Мы же входим в склеп — гробницу Никона, зажигаем свечу, и вдруг саркофаг странно и страшно начинает светиться сотнями огоньков: это слюда, вкрапленная в гранит, отозвалась на стеариновое пламя. Тут же сверху доносится ни на что не похожий жуткий гул, и мы вздрагиваем, хотя знаем, что это встревоженные голуби в уцелевших сводах плюс необыкновенное эхо; мы знаем, но черный кот, сидевший на плече у Льва Алексеевича, вдруг спрыгивает и как сумасшедший несется по склепу, ударяясь о стены и слюдяные искры, — тот самый кот Черныш, который поражал всех необыкновенным спокойствием и глухонемой молчаливостью.
— Да, друзья, — сказал хозяин кота, — тут два пути: или страх, или воспарение души…
Василий Васильевич, не любивший столь замысловатых изречений, выразил охватившее его чувство иначе и сказал, чуть гнусавя:
— А пойду-ка я в поля…
Это означало, что ему захотелось в глубинные районы, отдаленные деревни, где научный сотрудник музея, сильно смахивающий на древнего странника, легко добывал из старых прабабушкиных сундуков, чемоданов, амбаров то деревянную утварь позапрошлого века, то вдруг редчайший печатный листок — отречение Константина в пользу брата Николая Первого, то подшивку «Бедноты» за 1920 год…
В эту торжественную минуту ответственных решений только Петр Герасимович, охотник и биолог, ведавший отделом природы, не сказал ничего.
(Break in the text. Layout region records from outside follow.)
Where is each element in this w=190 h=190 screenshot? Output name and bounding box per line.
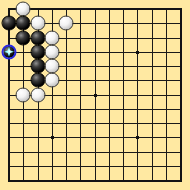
star-point [94, 94, 97, 97]
last-move-marker-icon [4, 47, 14, 57]
black-stone[interactable] [30, 30, 45, 45]
star-point [51, 136, 54, 139]
go-board[interactable] [0, 0, 190, 190]
star-point [136, 51, 139, 54]
black-stone[interactable] [30, 59, 45, 74]
white-stone[interactable] [44, 30, 59, 45]
black-stone-last-move[interactable] [2, 44, 17, 59]
white-stone[interactable] [59, 16, 74, 31]
black-stone[interactable] [2, 16, 17, 31]
white-stone[interactable] [16, 2, 31, 17]
black-stone[interactable] [30, 44, 45, 59]
white-stone[interactable] [44, 44, 59, 59]
black-stone[interactable] [30, 73, 45, 88]
white-stone[interactable] [30, 16, 45, 31]
white-stone[interactable] [44, 73, 59, 88]
white-stone[interactable] [44, 59, 59, 74]
black-stone[interactable] [16, 16, 31, 31]
black-stone[interactable] [16, 30, 31, 45]
white-stone[interactable] [16, 87, 31, 102]
white-stone[interactable] [30, 87, 45, 102]
star-point [136, 136, 139, 139]
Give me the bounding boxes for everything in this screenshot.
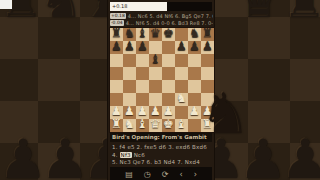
square-a6[interactable] — [110, 54, 123, 67]
engine-line-2-moves: 4... Nf6 5. d4 0-0 6. Bd3 Re8 7. 0-0 c5 … — [126, 20, 213, 26]
square-b1[interactable]: ♞ — [123, 119, 136, 132]
corner-watermark — [0, 0, 12, 9]
square-e6[interactable] — [162, 54, 175, 67]
forward-move-icon[interactable]: › — [194, 170, 197, 179]
white-rook-piece: ♜ — [110, 118, 123, 131]
moves-after-current: Nc6 — [134, 152, 145, 158]
square-h6[interactable] — [201, 54, 214, 67]
engine-line-2: -0.04 4... Nf6 5. d4 0-0 6. Bd3 Re8 7. 0… — [110, 19, 213, 26]
square-c6[interactable] — [136, 54, 149, 67]
engine-line-2-eval: -0.04 — [110, 20, 124, 26]
current-move[interactable]: Nf3 — [120, 152, 132, 158]
square-b4[interactable] — [123, 80, 136, 93]
square-c1[interactable]: ♝ — [136, 119, 149, 132]
chess-app-panel: +0.18 +0.18 4... Nc6 5. d4 Nf6 6. Bg5 Qe… — [107, 0, 215, 180]
square-h7[interactable]: ♟ — [201, 41, 214, 54]
white-king-piece: ♚ — [162, 118, 175, 131]
square-f1[interactable]: ♝ — [175, 119, 188, 132]
engine-line-1-eval: +0.18 — [110, 13, 126, 19]
video-frame: +0.18 +0.18 4... Nc6 5. d4 Nf6 6. Bg5 Qe… — [0, 0, 320, 180]
chess-board[interactable]: ♜♞♝♛♚♞♜♟♟♟♟♟♟♝♞♟♟♟♟♟♟♟♜♞♝♛♚♝♜ — [110, 28, 214, 132]
black-bishop-piece: ♝ — [149, 53, 162, 66]
square-a7[interactable]: ♟ — [110, 41, 123, 54]
white-bishop-piece: ♝ — [136, 118, 149, 131]
square-a1[interactable]: ♜ — [110, 119, 123, 132]
square-h5[interactable] — [201, 67, 214, 80]
square-e8[interactable]: ♚ — [162, 28, 175, 41]
square-d5[interactable] — [149, 67, 162, 80]
bottom-toolbar: ▤ ◷ ⟳ ‹ › — [110, 167, 212, 180]
square-f5[interactable] — [175, 67, 188, 80]
pawn-silhouette: ♟ — [281, 133, 320, 180]
queen-silhouette: ♛ — [238, 0, 281, 24]
clock-icon[interactable]: ◷ — [144, 170, 151, 179]
square-e4[interactable] — [162, 80, 175, 93]
square-d8[interactable]: ♛ — [149, 28, 162, 41]
square-c5[interactable] — [136, 67, 149, 80]
evaluation-bar: +0.18 — [110, 2, 212, 11]
white-knight-piece: ♞ — [175, 92, 188, 105]
square-d4[interactable] — [149, 80, 162, 93]
rook-silhouette: ♜ — [283, 0, 320, 24]
black-pawn-piece: ♟ — [175, 40, 188, 53]
rotate-board-icon[interactable]: ⟳ — [162, 170, 169, 179]
square-a4[interactable] — [110, 80, 123, 93]
white-bishop-piece: ♝ — [175, 118, 188, 131]
move-list-line-1: 1. f4 e5 2. fxe5 d6 3. exd6 Bxd6 4. Nf3 … — [112, 144, 212, 159]
square-d1[interactable]: ♛ — [149, 119, 162, 132]
square-a5[interactable] — [110, 67, 123, 80]
square-b5[interactable] — [123, 67, 136, 80]
square-e1[interactable]: ♚ — [162, 119, 175, 132]
square-e7[interactable] — [162, 41, 175, 54]
square-b7[interactable]: ♟ — [123, 41, 136, 54]
engine-line-1-moves: 4... Nc6 5. d4 Nf6 6. Bg5 Qe7 7. Qd3 Ne4… — [128, 13, 213, 19]
back-move-icon[interactable]: ‹ — [179, 170, 182, 179]
square-g7[interactable]: ♟ — [188, 41, 201, 54]
black-king-piece: ♚ — [162, 27, 175, 40]
white-queen-piece: ♛ — [149, 118, 162, 131]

Он решительно зашагал к выходу. Ему еще работать и работать — обещал сегодня немного помочь директору: ведь на квартире Петкова каждого входящего обязательно приветствовал угрюмый питекантроп или интеллектуальный синантроп; над котелками и тазами висели, кипели или сохли веселые динозавры и свеженькие мастодонты, а на бельевой веревке вниз головой дремали птеродактили… Дмитрий Вербанович был умелым художником-муляжистом, и, с тех пор как музейное начальство решило, что бронтозавр — существенный элемент антирелигиозной пропаганды, — мезозойские и палеозойские гости не переводятся в его кабинете и квартире…
Запирая собор полупудовым ключом, директор подытоживает наши ощущения: "Да, ребята, тут еще тайны и тайны для нас и после нас…" Сказал — и пошел к своим питекантропам, оставив нас в сомнении и размышлении: что за тайны?
То ли несметные клады Никона, зарытые на Фаворе и под монастырской стеной (разумеется, в округе мало кто сомневается в их реальности), то ли библиотека царя Ивана Грозного, которую будто бы патриарх вывез и тоже схоронил перед опалою, и, может быть, за тем завалом, где лежали бутылки с этикеткой 1886 года…
— А пойду-ка я в поля, — повторил Василий Васильевич и тут же, конечно, пошел…
Что он разыскал в тот выход, не помню. Но очень хорошо помню, что на другой день я отыскал свою тайну — небольшую, но для меня удивительную… Это совпадение: ночь, гробница, разговор о таинственном и на другой день находка — неестественно, фантастически; но мы там, в стенах старинного монастыря-музея, где под полом лежали пустые гробы, приготовленные впрок для монахов, где было так тихо, что невозможно было уснуть, где на каждом столе можно было взять случайную книгу и прочесть, — именно в этом месте необыкновенное казалось столь нормальным, что было бы более странным, если бы на другой день никто ничего не открыл.